Молодые люди тотчас сели на коней и, свернув с проезжей дороги, поскакали пустынным вересковым полем, выбирая уединенные тропинки, которые им, как охотникам, были хорошо известны, но совершенно неведомы другим. Они долго ехали молча, двигаясь со всей быстротой, на какую был способен усталый иноходец Рэвенсвуда; наконец совершенно стемнело, и они пустили лошадей шагом, отчасти потому, что с трудом различали дорогу, отчасти же потому, что считали себя уже вне опасности.
– Ну, кажется, можно чуть отпустить поводья, – сказал Бакло, – и, если позволите, я бы хотел задать вам один вопрос.
– Сделайте одолжение, – ответил Рэвенсвуд. – Но прошу не обижаться, если я не сочту нужным на него ответить.
– Пожалуйста, – возразил его недавний противник. – Просто я хотел спросить, какого дьявола вы, человек с такой хорошей репутацией, решили связаться с таким мошенником, как Крайгенгельт, и с таким сорвиголовой, каким слывет Бакло.
– Очень просто: я был в отчаянном положении и искал себе в товарищи отчаянных людей.
– Так почему же вы вдруг ни с того ни с сего порвали с нами? – продолжал Бакло.
– Потому что изменил свои планы, – ответил Рэвенсвуд, – и отказался, во всяком случае на время, от того, что задумал. Вы видите, я честно и откровенно отвечаю на ваши вопросы. Ответьте же теперь на мой: что заставляет вас водить дружбу с Крайгенгельтом, человеком настолько ниже вас как по рождению, так и по своим понятиям?
– По правде говоря, только то, что я дурак и промотал свое состояние. Моя двоюродная бабка, леди Гернингтон, решила, по-видимому, жить второй век. Единственная моя надежда – это перемена правительства. С Крайги я познакомился за картами. Он сразу же смекнул, в каком я положении, – дьявол, он всегда тут как тут, – наговорил с три короба о своих полномочиях из Версаля и о связях в Сен-Жермене, пообещал выхлопотать мне капитанский чин в Париже, а я, такой олух, попался на удочку. Уверен, что теперь он уже успел понасказать обо мне властям немало хорошеньких историй. Вот до чего довели меня вино, карты, женщины, петушиные бои, борзые и лошади.
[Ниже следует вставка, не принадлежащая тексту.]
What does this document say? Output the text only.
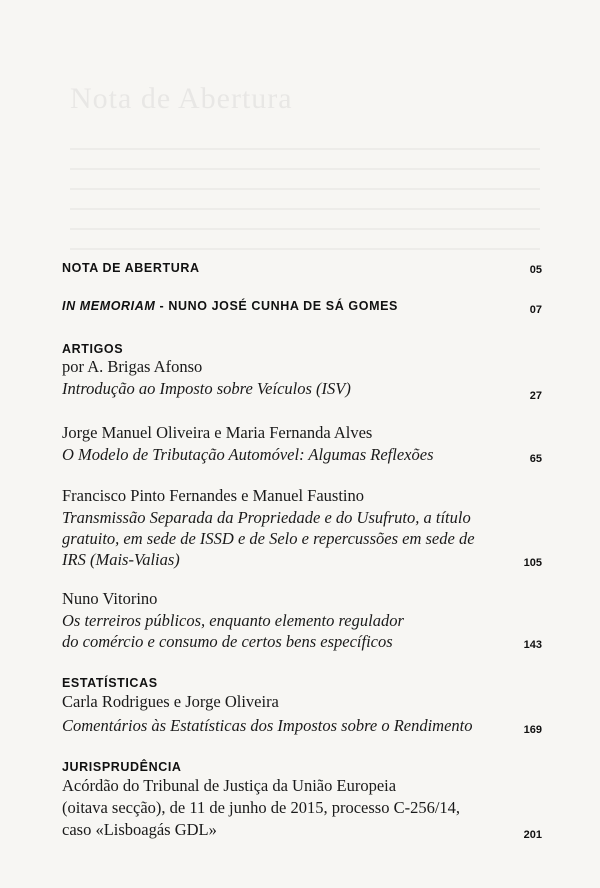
Nota de Abertura
NOTA DE ABERTURA	05
IN MEMORIAM - NUNO JOSÉ CUNHA DE SÁ GOMES	07
ARTIGOS
por A. Brigas Afonso
Introdução ao Imposto sobre Veículos (ISV)	27
Jorge Manuel Oliveira e Maria Fernanda Alves
O Modelo de Tributação Automóvel: Algumas Reflexões	65
Francisco Pinto Fernandes e Manuel Faustino
Transmissão Separada da Propriedade e do Usufruto, a título
gratuito, em sede de ISSD e de Selo e repercussões em sede de
IRS (Mais-Valias)	105
Nuno Vitorino
Os terreiros públicos, enquanto elemento regulador
do comércio e consumo de certos bens específicos	143
ESTATÍSTICAS
Carla Rodrigues e Jorge Oliveira
Comentários às Estatísticas dos Impostos sobre o Rendimento	169
JURISPRUDÊNCIA
Acórdão do Tribunal de Justiça da União Europeia
(oitava secção), de 11 de junho de 2015, processo C-256/14,
caso «Lisboagás GDL»	201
– Да, Бакло, – ответил Рэвенсвуд, – вы вскормили на своей груди множество гадюк, которые теперь вас же терзают.
– Что правда, то правда; но, не во гнев вам будь сказано, вы тоже пригрели на своей груди огромного гада, который пожрал всех прочих; он наверняка проглотит и вас, не хуже чем мои шесть гадюк прикончат все, что еще осталось у бедного Бакло, хотя мой конь да я сам – вот все, что у меня есть.
– Я не могу быть на вас в обиде за ваши слова – я первый подал вам пример, – ответил Рэвенсвуд, – но, говоря без метафор, в какой чудовищной страсти вы меня обвиняете?
– В жажде мести, сэр, в жажде мести. А эта страсть, которая не менее к лицу джентльмену, чем страсть к вину, веселым пирушкам и всему такому прочему, тоже недостойна христианина, но не в пример кровавее. Куда лучше сломать ограду, выслеживая лань или девчонку, чем застрелить старика.
– Неправда! – воскликнул Рэвенсвуд. – У меня никогда не было подобного намерения, клянусь честью! Я хотел только, прежде чем покинуть отчизну, встретиться наедине с гонителем моего рода, чтобы бросить ему в лицо обвинение в произволе и беззаконии. Я нарисовал бы ему такую картину несправедливости, что его душа содрогнулась бы от ужаса.
– Возможно, – согласился Бакло. – Но старик тут же взял бы вас за шиворот и позвал бы на помощь слуг, и тогда, надо полагать, вы в свою очередь взяли бы и вытрясли из него эту самую душу. Да одного вашего вида вполне достаточно, чтобы запугать его до смерти.
– Не забывайте о тяжести его вины! Не забывайте, что его жестокосердие принесло нам гибель и смерть: он разорил наш древний род, он убил моего отца. В старину в Шотландии человек, который молча снес бы такие кровные обиды, считался бы не только недостойным руки друга, но даже шпаги врага.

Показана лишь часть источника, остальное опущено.